In all my struggles with the Different Neighbors puzzle(I took a certain part as correct which was wrong and kept thinking the mistake is elsewhere), I found about 3-4 openings of different complexities. The easiest one is what Deb mentioned but there are other tricks there. I guess if one wants to stare at it and start over about 5 times like I ended up doing, they'll find all of them :\

@ 2012-02-05 11:07 PM (#6593 - in reply to #6589) (#6593) Top

motris

Posts: 199

Country : United States

motris posted @ 2012-02-05 11:07 PM

Para - 2012-02-05 4:16 AM]
Isn't it possible to implement a system that is similar to the LMI Ranking score.

Yes, and I think you've given a great idea for how this system would look, with half of bonus scaling by time and half being flat based on rank. That seems perfectly appropriate for an LMI test comparing 10 puzzles just as it works over the year for comparing 10 LMI tests with each other.

Of course, all systems have problems. The scoring of the Marathon test is a huge outlier compared to the normal monthly tests with time bonus, so it is not a good test for the overall rankings as it raises almost everyone more than usual. In this test, the scoring of three of the puzzles led to much less bonus than the other seven. So we are proposing possibilities to address these issues. I don't think there is any dominant answer here, but there are better and worse approaches and it is good to hear from many solvers and aim for better next time.

Para - 2012-02-05 4:16 AM]
I think the most annoying part of these grading systems is that you have no clue how you stand opposed to others when you're done solving and your relative rank will shift constantly.

Well, this is sort of a problem on all tests (as your rank will only ever fall) but with variable scoring there could indeed be small rank changes when solvers are at values where they are "effectively tied". I don't think anyone can cleanly claim victory when things are this close (like when I beat Ulrich by 1 second!) but the rank score will eventually favor one over the other. My sense though is that these effects will be rather small, as they were during Puzzle Jackpot when final scoring wasn't known until all solvers had completed. I could do subsampling analysis to be sure, but I think using rank and not time you will have greater stability. And until results are finalized, you can always just use relative performance for "bragging rights".

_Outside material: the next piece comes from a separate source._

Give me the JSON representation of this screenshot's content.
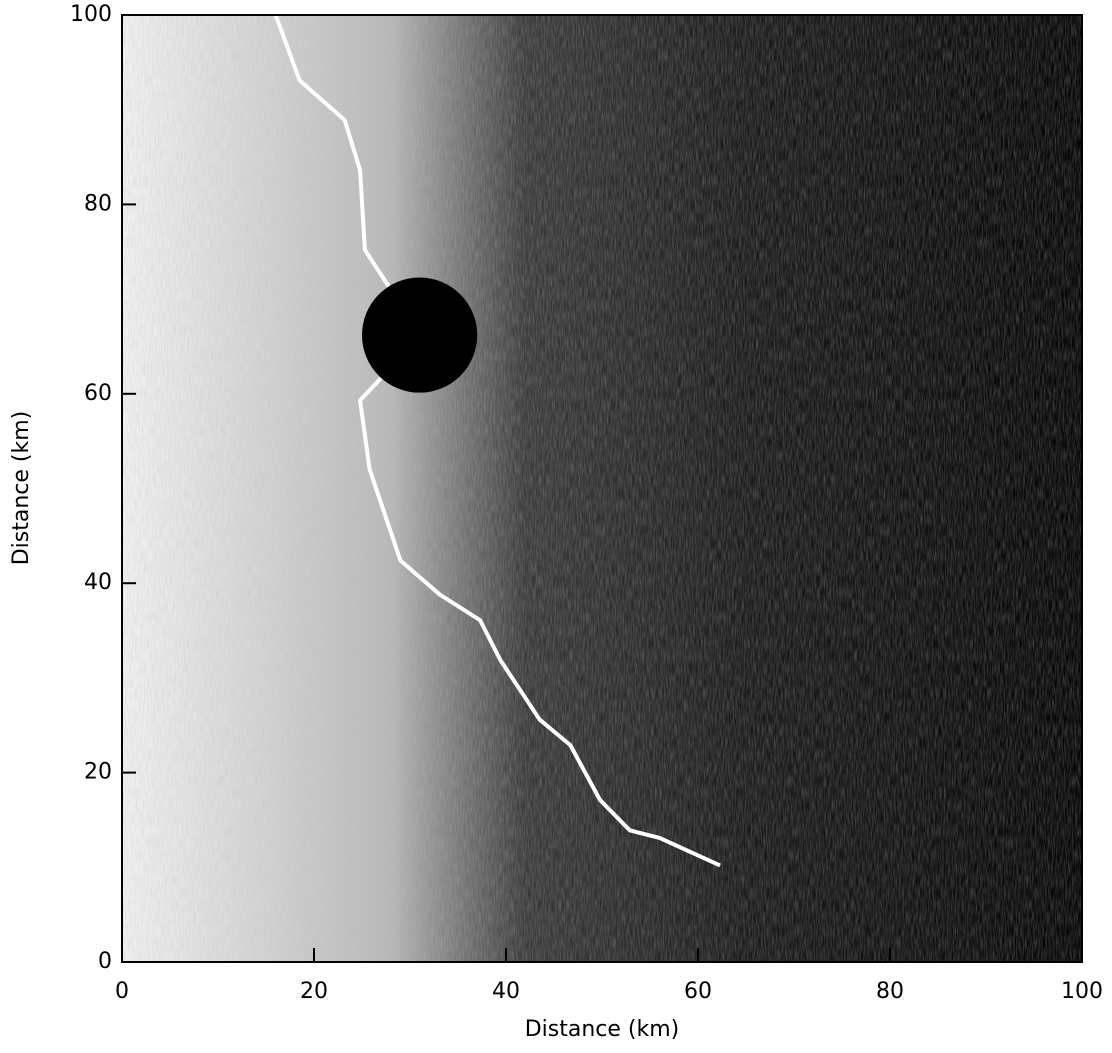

"I beat you on 6 of 10 puzzles!"
"Yes, but I beat you by 5 minutes overall!"

Like many things in sports, there aren't always winners but there is always debate.

@ 2012-02-08 5:44 PM (#6635 - in reply to #6591) (#6635) Top

reesylou

Posts: 10

Country : Australia

reesylou posted @ 2012-02-08 5:44 PM

rob - 2012-02-06 12:25 AM

Regarding the Different Neighbours puzzle, it's also doable if you miss the uniqueness (I did). I've recorded a possible start . The notes are kind of hard to make out, but you should be able to follow the solve.

Wow. Thanks for that video... I now have a better understanding of how to make limiting assumptions on possibilities. Seeing the thought process unfold just made it click :)

@ 2012-12-28 3:39 PM (#9262 - in reply to #6396) (#9262) Top

poonamc306

Posts: 2

Country : India

poonamc306 posted @ 2012-12-28 3:39 PM

Really this is looking interesting. I have never seen such kind of game. I would like to participate in this amazing and different game. I like such kind of things really. And i think this would be knowledgeable. So any one can tell me how i can be the part of this game.